If policymakers, funders, and researchers are serious about accelerating innovation, they need to prioritize helping educators gather and share evidence of the impact of those innovations. Specifically, schools need:

  • Tools to measure outcomes they care about. Some of these might be tailored to a school’s specific approach. But, since many innovative schools prioritize similar outcomes, it’s easy to imagine them adopting similar tools to gather collective evidence. The Mastery Transcript Consortium, Ednovate’s Whole Child Report Card, and Transcend’s Leaps Student Voice Survey offer examples of these types of tools.

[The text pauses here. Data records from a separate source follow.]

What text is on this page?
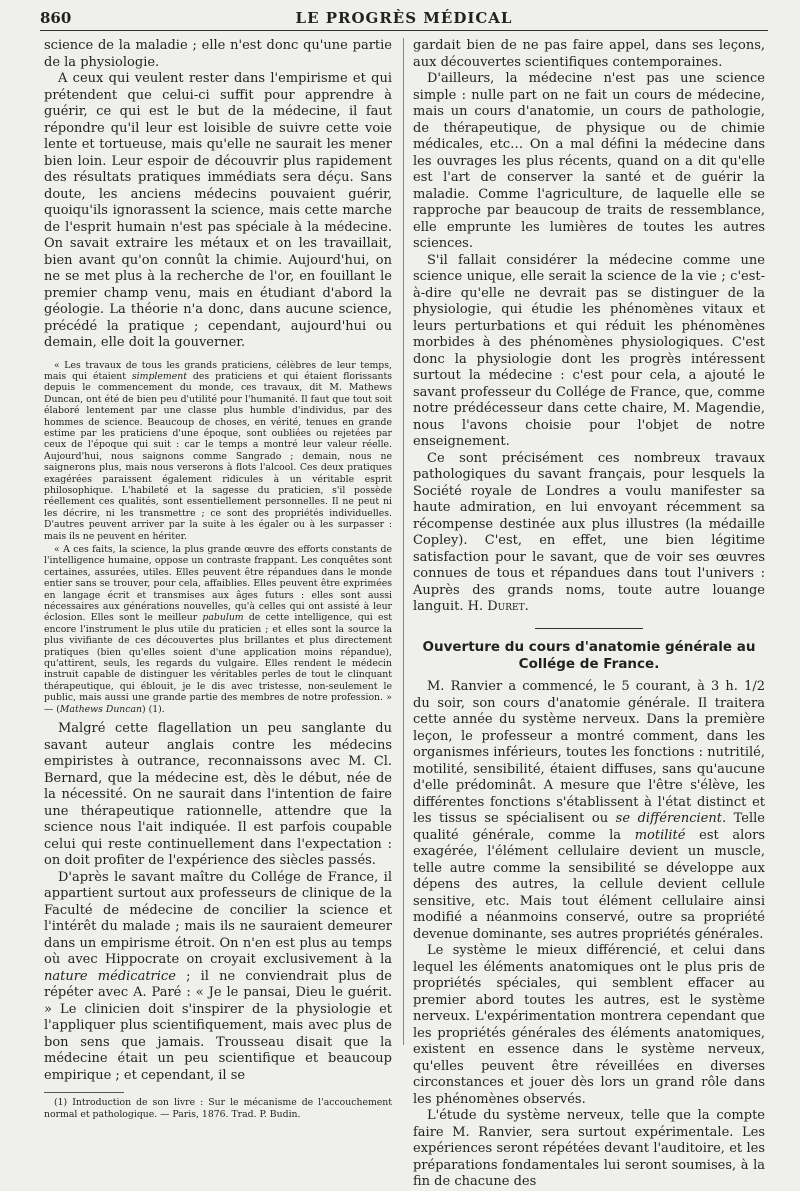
860	LE PROGRÈS MÉDICAL

science de la maladie ; elle n'est donc qu'une partie de la physiologie.

A ceux qui veulent rester dans l'empirisme et qui prétendent que celui-ci suffit pour apprendre à guérir, ce qui est le but de la médecine, il faut répondre qu'il leur est loisible de suivre cette voie lente et tortueuse, mais qu'elle ne saurait les mener bien loin. Leur espoir de découvrir plus rapidement des résultats pratiques immédiats sera déçu. Sans doute, les anciens médecins pouvaient guérir, quoiqu'ils ignorassent la science, mais cette marche de l'esprit humain n'est pas spéciale à la médecine. On savait extraire les métaux et on les travaillait, bien avant qu'on connût la chimie. Aujourd'hui, on ne se met plus à la recherche de l'or, en fouillant le premier champ venu, mais en étudiant d'abord la géologie. La théorie n'a donc, dans aucune science, précédé la pratique ; cependant, aujourd'hui ou demain, elle doit la gouverner.

« Les travaux de tous les grands praticiens, célèbres de leur temps, mais qui étaient simplement des praticiens et qui étaient florissants depuis le commencement du monde, ces travaux, dit M. Mathews Duncan, ont été de bien peu d'utilité pour l'humanité. Il faut que tout soit élaboré lentement par une classe plus humble d'individus, par des hommes de science. Beaucoup de choses, en vérité, tenues en grande estime par les praticiens d'une époque, sont oubliées ou rejetées par ceux de l'époque qui suit : car le temps a montré leur valeur réelle. Aujourd'hui, nous saignons comme Sangrado ; demain, nous ne saignerons plus, mais nous verserons à flots l'alcool. Ces deux pratiques exagérées paraissent également ridicules à un véritable esprit philosophique. L'habileté et la sagesse du praticien, s'il possède réellement ces qualités, sont essentiellement personnelles. Il ne peut ni les décrire, ni les transmettre ; ce sont des propriétés individuelles. D'autres peuvent arriver par la suite à les égaler ou à les surpasser : mais ils ne peuvent en hériter.

« A ces faits, la science, la plus grande œuvre des efforts constants de l'intelligence humaine, oppose un contraste frappant. Les conquêtes sont certaines, assurées, utiles. Elles peuvent être répandues dans le monde entier sans se trouver, pour cela, affaiblies. Elles peuvent être exprimées en langage écrit et transmises aux âges futurs : elles sont aussi nécessaires aux générations nouvelles, qu'à celles qui ont assisté à leur éclosion. Elles sont le meilleur pabulum de cette intelligence, qui est encore l'instrument le plus utile du praticien ; et elles sont la source la plus vivifiante de ces découvertes plus brillantes et plus directement pratiques (bien qu'elles soient d'une application moins répandue), qu'attirent, seuls, les regards du vulgaire. Elles rendent le médecin instruit capable de distinguer les véritables perles de tout le clinquant thérapeutique, qui éblouit, je le dis avec tristesse, non-seulement le public, mais aussi une grande partie des membres de notre profession. » — (Mathews Duncan) (1).

Malgré cette flagellation un peu sanglante du savant auteur anglais contre les médecins empiristes à outrance, reconnaissons avec M. Cl. Bernard, que la médecine est, dès le début, née de la nécessité. On ne saurait dans l'intention de faire une thérapeutique rationnelle, attendre que la science nous l'ait indiquée. Il est parfois coupable celui qui reste continuellement dans l'expectation : on doit profiter de l'expérience des siècles passés.

D'après le savant maître du Collége de France, il appartient surtout aux professeurs de clinique de la Faculté de médecine de concilier la science et l'intérêt du malade ; mais ils ne sauraient demeurer dans un empirisme étroit. On n'en est plus au temps où avec Hippocrate on croyait exclusivement à la nature médicatrice ; il ne conviendrait plus de répéter avec A. Paré : « Je le pansai, Dieu le guérit. » Le clinicien doit s'inspirer de la physiologie et l'appliquer plus scientifiquement, mais avec plus de bon sens que jamais. Trousseau disait que la médecine était un peu scientifique et beaucoup empirique ; et cependant, il se

(1) Introduction de son livre : Sur le mécanisme de l'accouchement normal et pathologique. — Paris, 1876. Trad. P. Budin.

gardait bien de ne pas faire appel, dans ses leçons, aux découvertes scientifiques contemporaines.

D'ailleurs, la médecine n'est pas une science simple : nulle part on ne fait un cours de médecine, mais un cours d'anatomie, un cours de pathologie, de thérapeutique, de physique ou de chimie médicales, etc… On a mal défini la médecine dans les ouvrages les plus récents, quand on a dit qu'elle est l'art de conserver la santé et de guérir la maladie. Comme l'agriculture, de laquelle elle se rapproche par beaucoup de traits de ressemblance, elle emprunte les lumières de toutes les autres sciences.

S'il fallait considérer la médecine comme une science unique, elle serait la science de la vie ; c'est-à-dire qu'elle ne devrait pas se distinguer de la physiologie, qui étudie les phénomènes vitaux et leurs perturbations et qui réduit les phénomènes morbides à des phénomènes physiologiques. C'est donc la physiologie dont les progrès intéressent surtout la médecine : c'est pour cela, a ajouté le savant professeur du Collége de France, que, comme notre prédécesseur dans cette chaire, M. Magendie, nous l'avons choisie pour l'objet de notre enseignement.

Ce sont précisément ces nombreux travaux pathologiques du savant français, pour lesquels la Société royale de Londres a voulu manifester sa haute admiration, en lui envoyant récemment sa récompense destinée aux plus illustres (la médaille Copley). C'est, en effet, une bien légitime satisfaction pour le savant, que de voir ses œuvres connues de tous et répandues dans tout l'univers : Auprès des grands noms, toute autre louange languit. H. Duret.

Ouverture du cours d'anatomie générale au Collége de France.

M. Ranvier a commencé, le 5 courant, à 3 h. 1/2 du soir, son cours d'anatomie générale. Il traitera cette année du système nerveux. Dans la première leçon, le professeur a montré comment, dans les organismes inférieurs, toutes les fonctions : nutritilé, motilité, sensibilité, étaient diffuses, sans qu'aucune d'elle prédominât. A mesure que l'être s'élève, les différentes fonctions s'établissent à l'état distinct et les tissus se spécialisent ou se différencient. Telle qualité générale, comme la motilité est alors exagérée, l'élément cellulaire devient un muscle, telle autre comme la sensibilité se développe aux dépens des autres, la cellule devient cellule sensitive, etc. Mais tout élément cellulaire ainsi modifié a néanmoins conservé, outre sa propriété devenue dominante, ses autres propriétés générales.

Le système le mieux différencié, et celui dans lequel les éléments anatomiques ont le plus pris de propriétés spéciales, qui semblent effacer au premier abord toutes les autres, est le système nerveux. L'expérimentation montrera cependant que les propriétés générales des éléments anatomiques, existent en essence dans le système nerveux, qu'elles peuvent être réveillées en diverses circonstances et jouer dès lors un grand rôle dans les phénomènes observés.

L'étude du système nerveux, telle que la compte faire M. Ranvier, sera surtout expérimentale. Les expériences seront répétées devant l'auditoire, et les préparations fondamentales lui seront soumises, à la fin de chacune des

  • Accountability policies that provide space for innovators to gather a broader range of valid evidence. While some states—like Colorado, Kentucky, and New Mexico—are experimenting with accountability systems beyond standardized tests, all are still forced to operate within a federal mandate of annually assessing every student in literacy and math using statistically comparable measures. How much innovation could be unleashed if accountability systems balanced standardized assessments with more innovative, locally-designed measures?
  • Infrastructure to help them organize and communicate their impact to the public. This could be provided either by state education agencies or third-party organizations (like the Canopy project or GreatSchools.org) dedicated to sharing information about schools.

The Canopy project demonstrates that innovation is happening all across the country, that innovators care about a broad range of student outcomes and experiences, and that innovation doesn’t need to come at the expense of performance on traditional academic measures. However, educators are caught in a Catch-22 as policymakers and funders demand evidence of impact without investing in the tools, policies, and infrastructure that would help generate this evidenceAccelerating the future of schooling requires policymakers, funders, researchers, and other ecosystem actors to invest in innovation with the same level of dedication and urgency as the innovative schools in the Canopy.